Who Really Won?

Saturday, November 19, 2005

Poll Tax Update: Blacks Are Paid To Vote

The wisdom of Sue Burmeister...

The chief sponsor of Georgia's voter identification law told the Justice Department that if black people in her district "are not paid to vote, they don't go to the polls," and that if fewer blacks vote as a result of the new law, it is only because it would end such voting fraud.

The newly released Justice Department memo quoting state Rep. Sue Burmeister (R-Augusta) was prepared by department lawyers as the federal government considered whether to approve the new law. It also says that despite Republican assurances the law would not disenfranchise elderly, poor and black voters, Susan Laccetti Meyers, the staff adviser for the Georgia House of Representatives, told the Justice Department "the Legislature did not conduct any statistical analysis of the effect of the photo ID requirement on minority voters."

It cites analyses showing that, in fact, the effects of the law --- which will require Georgians seeking to vote to present a driver's license or an identification card for which they must pay --- could fall disproportionately on blacks. It concludes that the state had failed to show the law would not weaken minority voting strength, and recommends that the attorney general's office formally object to it.

However, Attorney General Alberto Gonzales in August approved the law. Last month, a judge suspended the photo ID requirement after finding the law imposes an unconstitutional poll tax and will not effectively combat voter fraud. A lawsuit in the case continues.

A Justice Department spokesman, Eric Holland, on Thursday said the memo was only "a draft that did not include data and analysis from other voting section career attorneys," and that Georgia's law was approved because the department determined that it would not adversely affect minorities. The draft, he said, "was subsequently corrected by the state, and also contains a number of factual errors," though those corrections did not include the statements made by Burmeister and Meyers.

Georgia Democrats reacted angrily to the memo and to reports that the department had approved the voter ID law even though staff attorneys recommended against it. They said the law is the most blatant evidence that Georgia's election laws should remain under federal scrutiny, as required by the 1965 Voting Rights Act, despite attempts by Georgia Republicans to free the state from federal oversight.

U.S. Rep. David Scott, an Atlanta Democrat, said he would push the House committee on government oversight to call a hearing into the Justice Department's approval of the law, though even Democrats said it was unlikely that a Republican-controlled committee would investigate the Republican-run department.

"We cannot allow these slaps to go unanswered. We've got to slap back," Scott said at a Capitol Hill news conference held by five of Georgia's six Democratic congressmen. "We are at war."

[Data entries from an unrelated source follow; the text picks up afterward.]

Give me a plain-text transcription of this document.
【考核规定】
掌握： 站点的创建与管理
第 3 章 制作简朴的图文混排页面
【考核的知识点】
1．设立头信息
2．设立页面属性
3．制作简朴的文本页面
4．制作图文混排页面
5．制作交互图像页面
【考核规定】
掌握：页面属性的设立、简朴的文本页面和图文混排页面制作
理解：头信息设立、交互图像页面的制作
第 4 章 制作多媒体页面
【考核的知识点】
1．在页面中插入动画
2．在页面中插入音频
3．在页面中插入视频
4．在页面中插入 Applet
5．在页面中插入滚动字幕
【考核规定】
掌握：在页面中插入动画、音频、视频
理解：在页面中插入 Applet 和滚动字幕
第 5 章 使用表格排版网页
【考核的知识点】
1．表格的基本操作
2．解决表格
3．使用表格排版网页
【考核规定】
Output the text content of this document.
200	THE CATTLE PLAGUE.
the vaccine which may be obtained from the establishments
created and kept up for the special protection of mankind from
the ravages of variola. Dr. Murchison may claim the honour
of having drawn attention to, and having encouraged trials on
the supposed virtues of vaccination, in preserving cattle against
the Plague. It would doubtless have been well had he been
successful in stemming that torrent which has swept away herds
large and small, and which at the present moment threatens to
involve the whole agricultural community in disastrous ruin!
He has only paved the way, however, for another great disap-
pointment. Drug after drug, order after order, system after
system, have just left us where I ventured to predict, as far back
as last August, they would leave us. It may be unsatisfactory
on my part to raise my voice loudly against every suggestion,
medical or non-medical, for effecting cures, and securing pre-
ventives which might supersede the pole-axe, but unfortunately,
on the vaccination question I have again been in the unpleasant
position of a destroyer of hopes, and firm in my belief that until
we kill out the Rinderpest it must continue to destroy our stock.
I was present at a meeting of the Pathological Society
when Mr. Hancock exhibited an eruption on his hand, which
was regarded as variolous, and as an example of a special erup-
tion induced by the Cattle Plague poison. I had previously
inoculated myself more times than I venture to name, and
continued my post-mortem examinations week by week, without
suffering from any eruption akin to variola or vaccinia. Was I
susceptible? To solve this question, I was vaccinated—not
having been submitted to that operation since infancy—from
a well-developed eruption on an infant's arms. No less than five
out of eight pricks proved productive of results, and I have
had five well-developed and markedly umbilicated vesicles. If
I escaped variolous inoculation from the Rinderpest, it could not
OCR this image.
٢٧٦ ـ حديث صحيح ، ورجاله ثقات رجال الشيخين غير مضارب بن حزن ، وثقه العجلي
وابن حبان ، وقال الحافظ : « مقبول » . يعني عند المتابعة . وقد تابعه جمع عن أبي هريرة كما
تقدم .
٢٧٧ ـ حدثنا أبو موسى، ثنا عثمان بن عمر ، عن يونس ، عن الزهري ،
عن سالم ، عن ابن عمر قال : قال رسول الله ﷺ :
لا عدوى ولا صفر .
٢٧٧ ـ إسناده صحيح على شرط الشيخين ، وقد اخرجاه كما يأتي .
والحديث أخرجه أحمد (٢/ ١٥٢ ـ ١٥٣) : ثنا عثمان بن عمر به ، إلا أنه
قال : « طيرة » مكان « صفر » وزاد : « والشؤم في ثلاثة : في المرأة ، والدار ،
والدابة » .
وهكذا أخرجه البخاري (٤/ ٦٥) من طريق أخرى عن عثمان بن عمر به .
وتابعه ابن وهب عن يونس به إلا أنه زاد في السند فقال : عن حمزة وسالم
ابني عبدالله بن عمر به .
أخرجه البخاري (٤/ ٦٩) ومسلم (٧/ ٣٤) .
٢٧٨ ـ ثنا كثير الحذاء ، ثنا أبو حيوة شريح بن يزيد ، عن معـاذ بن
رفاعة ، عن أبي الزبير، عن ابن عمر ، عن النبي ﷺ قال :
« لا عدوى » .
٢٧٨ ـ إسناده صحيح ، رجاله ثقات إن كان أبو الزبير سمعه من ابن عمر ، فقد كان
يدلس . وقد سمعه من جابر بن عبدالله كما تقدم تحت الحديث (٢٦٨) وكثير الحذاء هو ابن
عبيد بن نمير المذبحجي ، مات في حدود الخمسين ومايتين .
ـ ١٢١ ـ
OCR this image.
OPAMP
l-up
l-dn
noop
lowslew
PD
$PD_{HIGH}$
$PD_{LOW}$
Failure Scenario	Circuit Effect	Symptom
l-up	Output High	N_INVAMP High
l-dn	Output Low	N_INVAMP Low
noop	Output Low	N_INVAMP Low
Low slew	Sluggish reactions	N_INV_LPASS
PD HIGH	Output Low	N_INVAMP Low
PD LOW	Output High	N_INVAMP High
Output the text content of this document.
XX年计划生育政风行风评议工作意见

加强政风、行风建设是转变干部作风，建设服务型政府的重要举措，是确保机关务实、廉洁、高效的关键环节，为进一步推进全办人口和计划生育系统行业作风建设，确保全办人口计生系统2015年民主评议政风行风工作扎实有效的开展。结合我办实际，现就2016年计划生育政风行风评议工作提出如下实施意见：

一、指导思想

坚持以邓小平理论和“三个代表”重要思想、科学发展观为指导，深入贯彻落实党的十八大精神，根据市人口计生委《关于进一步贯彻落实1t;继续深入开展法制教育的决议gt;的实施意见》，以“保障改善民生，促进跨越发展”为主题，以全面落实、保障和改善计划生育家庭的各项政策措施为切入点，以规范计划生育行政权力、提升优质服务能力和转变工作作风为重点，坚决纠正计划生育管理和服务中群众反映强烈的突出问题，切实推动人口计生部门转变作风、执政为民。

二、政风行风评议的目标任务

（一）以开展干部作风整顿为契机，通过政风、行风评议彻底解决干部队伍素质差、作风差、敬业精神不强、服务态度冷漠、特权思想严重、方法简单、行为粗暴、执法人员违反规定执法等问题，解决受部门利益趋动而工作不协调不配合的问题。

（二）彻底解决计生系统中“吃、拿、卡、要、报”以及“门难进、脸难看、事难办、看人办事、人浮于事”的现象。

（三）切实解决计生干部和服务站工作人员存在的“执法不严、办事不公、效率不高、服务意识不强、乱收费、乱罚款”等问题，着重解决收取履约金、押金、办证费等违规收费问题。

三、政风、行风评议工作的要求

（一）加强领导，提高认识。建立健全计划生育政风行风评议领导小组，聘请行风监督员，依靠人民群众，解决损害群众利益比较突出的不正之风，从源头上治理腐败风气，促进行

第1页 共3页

State Rep. Stan Watson (D-Decatur), chairman of the Legislative Black Caucus, said reports that the politically appointed leadership of the Justice Department overruled its staff and approved the voter ID law "bears out that the law would hamper blacks, other people of color and the elderly in voting."

According to the memo, Burmeister told the Justice Department that she was "aware of vote-buying in certain precincts" and detailed one episode in which she said former Augusta Mayor Ed McIntyre offered to put her name on a card and then round up black voters and "pay them to vote for the candidates on the card in exchange for $2,000." McIntyre, who died last year, was convicted in 1984 in connection with extortion.

The memo, leaked to The Washington Post, went on to state: "Rep. Burmeister said that if there are fewer black voters because of this bill, it will only be because there is less opportunity for fraud. She said that when black voters in her black precincts are not paid to vote, they do not go to the polls."

Burmeister said Thursday that the memo's record of what she said "was more accurate than not," but added: "That sounds pretty harsh. I don't remember saying those exact words."

"There is other documentation available that proves there is significant cause for voter fraud in Georgia," she said. "We've had counties with dead people voting. We have a history in Georgia that shows there is fraud going on. This [memo] was a letter that was dropped by bureaucrats who want to put a chink in it."

Rep. John Lewis, an Atlanta Democrat and veteran of the civil rights movement, derided Burmeister's remarks.

"It's unbelievable that any elected official would say something like this. It doesn't have any, any merit," Lewis said. "This is an affront to every black voter and would-be black voter not just in my district but in the state of Georgia."

State Rep. Tyrone Brooks (D-Atlanta) called Burmeister's claim "reprehensible demagoguery."

"That is racist," he said. "I think the African-American community deserves an apology."

The memo also states that in defending the Georgia law, Burmeister claimed the voter IDs would not be as difficult to obtain as critics claim because Gov. Sonny Perdue "had passed legislation to mandate a [state Department of Driver Services] office in every county and that individuals can obtain state IDs in Kroger grocery stores."

"Neither statement is correct," the memo concludes.

Perdue spokeswoman Heather Hedrick said Thursday that memo's claims that the voter ID law would adversely affect minority voting doesn't change the governor's support for the measure.

"This is common-sense legislation," Hedrick said. "Under the old rules, an illegal alien could pick up a library card out of the trash and use it to cast a ballot. Voting is a sacred right and it deserves safeguards to prevent fraud."